Friday, December 06, 2013

Where Care is Given

The way we deliver medicine changes in strange ways. There are more and more places that deliver care; new hospitals, clinics, ambulatory surgery centers, and procedure centers are being built year after year. We are caring for patients at more diverse and more numerous places than ever before. Several decades ago, the idea of a freestanding outpatient surgery center would have seemed crazy; now, they are a profitable business model. The same thing applies to clinics found in pharmacies, flu shots being given at grocery stores, and independent laboratory and radiology facilities.

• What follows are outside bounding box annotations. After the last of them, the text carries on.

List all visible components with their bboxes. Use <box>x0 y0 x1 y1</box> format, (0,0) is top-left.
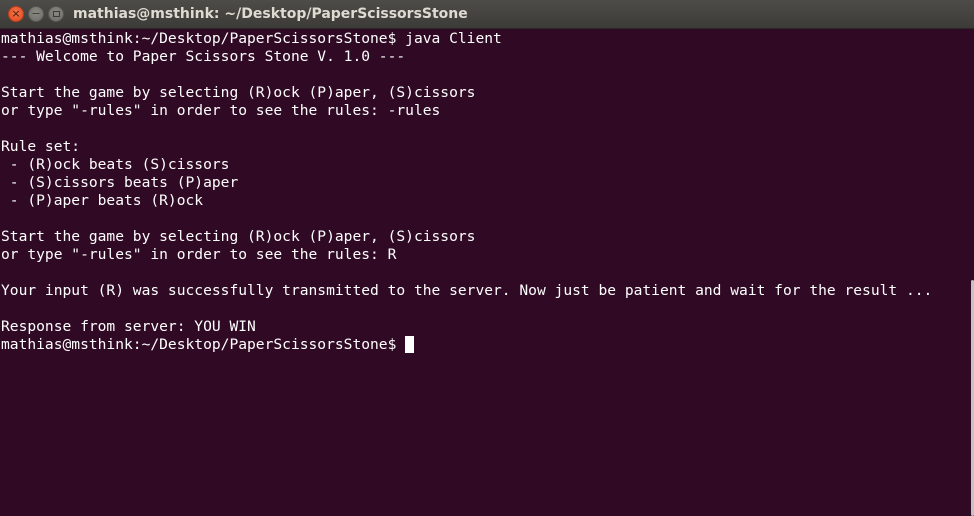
close-glyph: × <box>11 7 21 20</box>
terminal-line: --- Welcome to Paper Scissors Stone V. 1… <box>1 48 406 65</box>
scrollbar[interactable] <box>968 29 974 516</box>
terminal-line: - (S)cissors beats (P)aper <box>1 174 239 191</box>
terminal-line: - (P)aper beats (R)ock <box>1 192 204 209</box>
terminal-line: Start the game by selecting (R)ock (P)ap… <box>1 84 476 101</box>
terminal-line: Start the game by selecting (R)ock (P)ap… <box>1 228 476 245</box>
terminal-line: - (R)ock beats (S)cissors <box>1 156 230 173</box>
shell-prompt: mathias@msthink:~/Desktop/PaperScissorsS… <box>1 336 397 353</box>
terminal-output[interactable]: mathias@msthink:~/Desktop/PaperScissorsS… <box>0 29 968 516</box>
terminal-window: × − mathias@msthink: ~/Desktop/PaperScis… <box>0 0 974 516</box>
maximize-square <box>52 11 60 17</box>
terminal-line: or type "-rules" in order to see the rul… <box>1 246 397 263</box>
terminal-line: or type "-rules" in order to see the rul… <box>1 102 441 119</box>
minimize-glyph: − <box>31 7 41 20</box>
terminal-line: Your input (R) was successfully transmit… <box>1 282 933 299</box>
text-cursor <box>405 336 415 353</box>
maximize-icon[interactable] <box>48 6 64 22</box>
prompt-line[interactable]: mathias@msthink:~/Desktop/PaperScissorsS… <box>1 336 968 354</box>
terminal-line: Response from server: YOU WIN <box>1 318 256 335</box>
close-icon[interactable]: × <box>8 6 24 22</box>
terminal-line: Rule set: <box>1 138 81 155</box>
window-title: mathias@msthink: ~/Desktop/PaperScissors… <box>73 6 468 22</box>
title-bar[interactable]: × − mathias@msthink: ~/Desktop/PaperScis… <box>0 0 974 29</box>
minimize-icon[interactable]: − <box>28 6 44 22</box>
terminal-line: mathias@msthink:~/Desktop/PaperScissorsS… <box>1 30 502 47</box>
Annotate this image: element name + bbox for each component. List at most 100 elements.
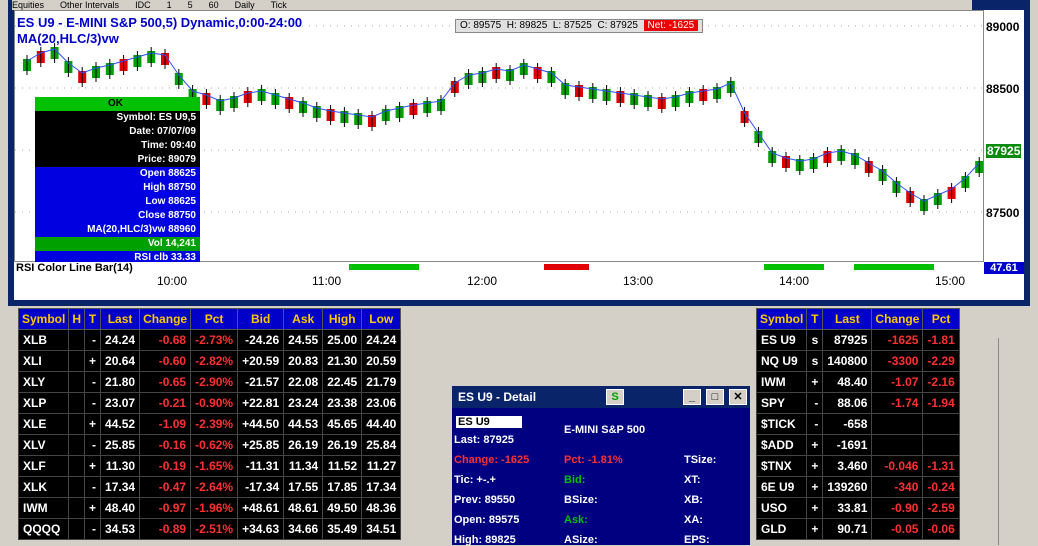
table-cell: $TNX [756, 455, 808, 477]
column-header[interactable]: Change [139, 308, 192, 330]
study-label: MA(20,HLC/3)vw [17, 31, 119, 46]
table-cell: -2.73% [190, 329, 239, 351]
scrollbar[interactable] [998, 338, 1014, 545]
time-tick-label: 10:00 [157, 274, 188, 288]
table-row[interactable]: XLI +20.64 -0.60 -2.82% +20.59 20.83 21.30 20.5… [18, 350, 402, 372]
table-cell: +25.85 [237, 434, 285, 456]
table-row[interactable]: IWM +48.40 -1.07 -2.16 [756, 371, 960, 393]
table-row[interactable]: $TICK - -658 [756, 413, 960, 435]
sector-quote-board[interactable]: Symbol H T Last Change Pct Bid Ask High Low XLB -24… [18, 308, 450, 545]
table-cell: 3.460 [822, 455, 873, 477]
table-cell: - [84, 329, 102, 351]
column-header[interactable]: Ask [283, 308, 324, 330]
table-cell: ES U9 [756, 329, 808, 351]
table-cell: -2.16 [922, 371, 960, 393]
table-cell: 25.00 [322, 329, 363, 351]
column-header[interactable]: Last [100, 308, 141, 330]
toolbar-item[interactable]: IDC [135, 0, 151, 10]
table-cell [68, 392, 86, 414]
table-row[interactable]: NQ U9 s 140800 -3300 -2.29 [756, 350, 960, 372]
detail-symbol-field[interactable]: ES U9 [456, 416, 522, 428]
column-header[interactable]: Pct [922, 308, 960, 330]
toolbar-item[interactable]: 1 [167, 0, 172, 10]
toolbar-item[interactable]: Other Intervals [60, 0, 119, 10]
table-row[interactable]: $ADD + -1691 [756, 434, 960, 456]
toolbar-item[interactable]: Equities [12, 0, 44, 10]
column-header[interactable]: Symbol [18, 308, 70, 330]
table-cell: +44.50 [237, 413, 285, 435]
table-cell [68, 476, 86, 498]
column-header[interactable]: Change [871, 308, 924, 330]
table-cell: + [84, 413, 102, 435]
table-cell: 23.07 [100, 392, 141, 414]
table-cell: 35.49 [322, 518, 363, 540]
column-header[interactable]: H [68, 308, 86, 330]
column-header[interactable]: Last [822, 308, 873, 330]
table-row[interactable]: 6E U9 +139260 -340 -0.24 [756, 476, 960, 498]
column-header[interactable]: Symbol [756, 308, 808, 330]
minimize-button[interactable]: _ [683, 389, 701, 405]
table-cell: 26.19 [322, 434, 363, 456]
table-row[interactable]: $TNX +3.460 -0.046 -1.31 [756, 455, 960, 477]
column-header[interactable]: T [84, 308, 102, 330]
column-header[interactable]: Low [361, 308, 402, 330]
table-cell: XLY [18, 371, 70, 393]
table-cell: -0.60 [139, 350, 192, 372]
toolbar-item[interactable]: Daily [235, 0, 255, 10]
table-cell: 44.40 [361, 413, 402, 435]
table-cell: SPY [756, 392, 808, 414]
table-cell: 25.85 [100, 434, 141, 456]
table-cell: - [84, 476, 102, 498]
close-icon[interactable]: ✕ [729, 389, 747, 405]
table-cell [922, 413, 960, 435]
column-header[interactable]: T [806, 308, 824, 330]
table-row[interactable]: XLP -23.07 -0.21 -0.90% +22.81 23.24 23.38 23.0… [18, 392, 402, 414]
table-cell: -0.05 [871, 518, 924, 540]
table-cell [922, 434, 960, 456]
table-cell: 34.66 [283, 518, 324, 540]
price-axis: 89000 88500 87925 87500 [984, 10, 1024, 262]
snap-button[interactable]: S [606, 389, 624, 405]
table-cell: -11.31 [237, 455, 285, 477]
table-row[interactable]: XLE +44.52 -1.09 -2.39% +44.50 44.53 45.65 44.4… [18, 413, 402, 435]
table-cell: -0.89 [139, 518, 192, 540]
table-row[interactable]: USO +33.81 -0.90 -2.59 [756, 497, 960, 519]
toolbar-item[interactable]: Tick [271, 0, 287, 10]
table-row[interactable]: XLB -24.24 -0.68 -2.73% -24.26 24.55 25.00 24.2… [18, 329, 402, 351]
table-row[interactable]: IWM +48.40 -0.97 -1.96% +48.61 48.61 49.50 48.3… [18, 497, 402, 519]
table-cell: 11.52 [322, 455, 363, 477]
table-cell: -2.64% [190, 476, 239, 498]
table-row[interactable]: XLK -17.34 -0.47 -2.64% -17.34 17.55 17.85 17.3… [18, 476, 402, 498]
index-quote-board[interactable]: Symbol T Last Change Pct ES U9 s 87925 -1625 -1.8… [756, 308, 1016, 545]
table-cell: + [806, 497, 824, 519]
last-price-marker: 87925 [986, 144, 1022, 158]
column-header[interactable]: High [322, 308, 363, 330]
table-cell: +22.81 [237, 392, 285, 414]
table-row[interactable]: XLV -25.85 -0.16 -0.62% +25.85 26.19 26.19 25.8… [18, 434, 402, 456]
table-cell: -0.19 [139, 455, 192, 477]
table-row[interactable]: GLD +90.71 -0.05 -0.06 [756, 518, 960, 540]
maximize-button[interactable]: □ [706, 389, 724, 405]
detail-window[interactable]: ES U9 - Detail S _ □ ✕ ES U9 E-MINI S&P … [452, 386, 750, 546]
table-row[interactable]: XLF +11.30 -0.19 -1.65% -11.31 11.34 11.52 11.2… [18, 455, 402, 477]
table-row[interactable]: ES U9 s 87925 -1625 -1.81 [756, 329, 960, 351]
toolbar-item[interactable]: 5 [188, 0, 193, 10]
table-cell: -1.65% [190, 455, 239, 477]
table-row[interactable]: XLY -21.80 -0.65 -2.90% -21.57 22.08 22.45 21.7… [18, 371, 402, 393]
table-cell: XLK [18, 476, 70, 498]
table-cell: 21.80 [100, 371, 141, 393]
column-header[interactable]: Pct [190, 308, 239, 330]
column-header[interactable]: Bid [237, 308, 285, 330]
table-cell: + [806, 518, 824, 540]
table-row[interactable]: SPY -88.06 -1.74 -1.94 [756, 392, 960, 414]
table-cell [871, 434, 924, 456]
chart-toolbar[interactable]: Equities Other Intervals IDC 1 5 60 Daily Tick [12, 0, 972, 10]
table-cell: -1625 [871, 329, 924, 351]
table-cell: + [806, 455, 824, 477]
table-cell: 44.53 [283, 413, 324, 435]
table-cell: XLV [18, 434, 70, 456]
price-chart-plot[interactable]: ES U9 - E-MINI S&P 500,5) Dynamic,0:00-2… [14, 10, 985, 265]
table-row[interactable]: QQQQ -34.53 -0.89 -2.51% +34.63 34.66 35.49 34.… [18, 518, 402, 540]
toolbar-item[interactable]: 60 [209, 0, 219, 10]
table-cell: -658 [822, 413, 873, 435]
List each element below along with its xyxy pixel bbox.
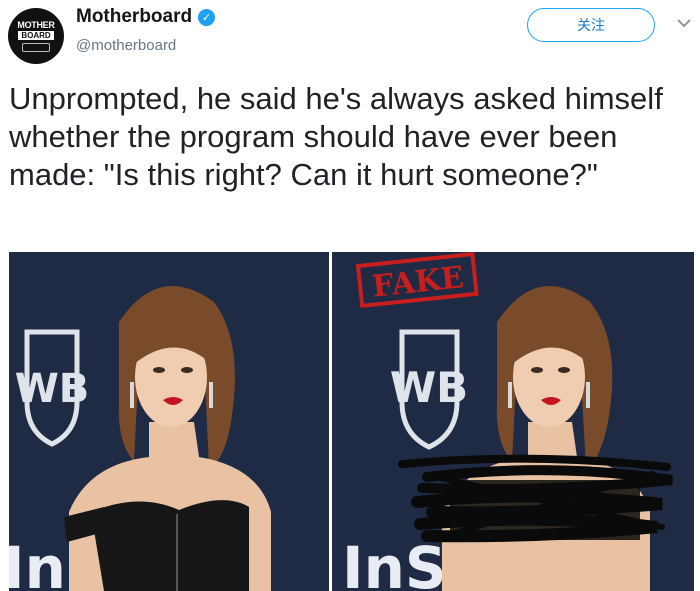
tweet-text: Unprompted, he said he's always asked hi… (9, 81, 663, 192)
tweet-media[interactable]: WB InS WB InS FAKE (9, 252, 694, 591)
backdrop-text: InS (342, 534, 447, 591)
wb-logo-text: WB (15, 366, 90, 412)
account-handle[interactable]: @motherboard (76, 37, 176, 54)
avatar[interactable]: MOTHER BOARD (8, 8, 64, 64)
wb-logo-text: WB (390, 363, 468, 412)
avatar-text-top: MOTHER (17, 19, 55, 30)
avatar-badge-icon (22, 42, 50, 52)
name-row: Motherboard ✓ (76, 6, 216, 28)
chevron-down-icon[interactable] (675, 16, 693, 30)
follow-button[interactable]: 关注 (527, 8, 655, 42)
display-name[interactable]: Motherboard (76, 6, 192, 28)
avatar-text-bottom: BOARD (18, 30, 54, 40)
verified-badge-icon: ✓ (198, 8, 216, 26)
photo-fake[interactable]: WB InS FAKE (332, 252, 694, 591)
photo-original[interactable]: WB InS (9, 252, 329, 591)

At the same time, though, specialized care is being concentrated more and more at certain hospitals. For example, bariatric surgery outcomes are better at places that do a lot of weight-reduction surgeries; as a result, these centers of excellence concentrate all the bariatric surgery volume. Parents may take a child with complex congenital heart disease hundreds of miles to a subspecialist who is an expert in that condition. Some patients fly across the country to see the nation's best rheumatologist, geneticist, or hand surgeon.

To me, this is a weird result of unregulated medical expansion. We want to do the best for our patients, and we want to have a successful business doing so. So all the routine stuff spreads out for patient convenience; why go all the way to an academic medical center for routine prenatal care if the local obstetrician can open a clinic where you are. But all the rare stuff coalesces at discrete centers to ensure that experts remain experts and patients get the best care. With rare diseases, patients are willing to go farther and wait longer to see the best oncologist in the area. 

At a top academic medical center, I really enjoy seeing the high concentration of complex diseases. But as I look at jobs and think of the future, I realize most physicians out there work with run-of-the-mill bread-and-butter most of the time.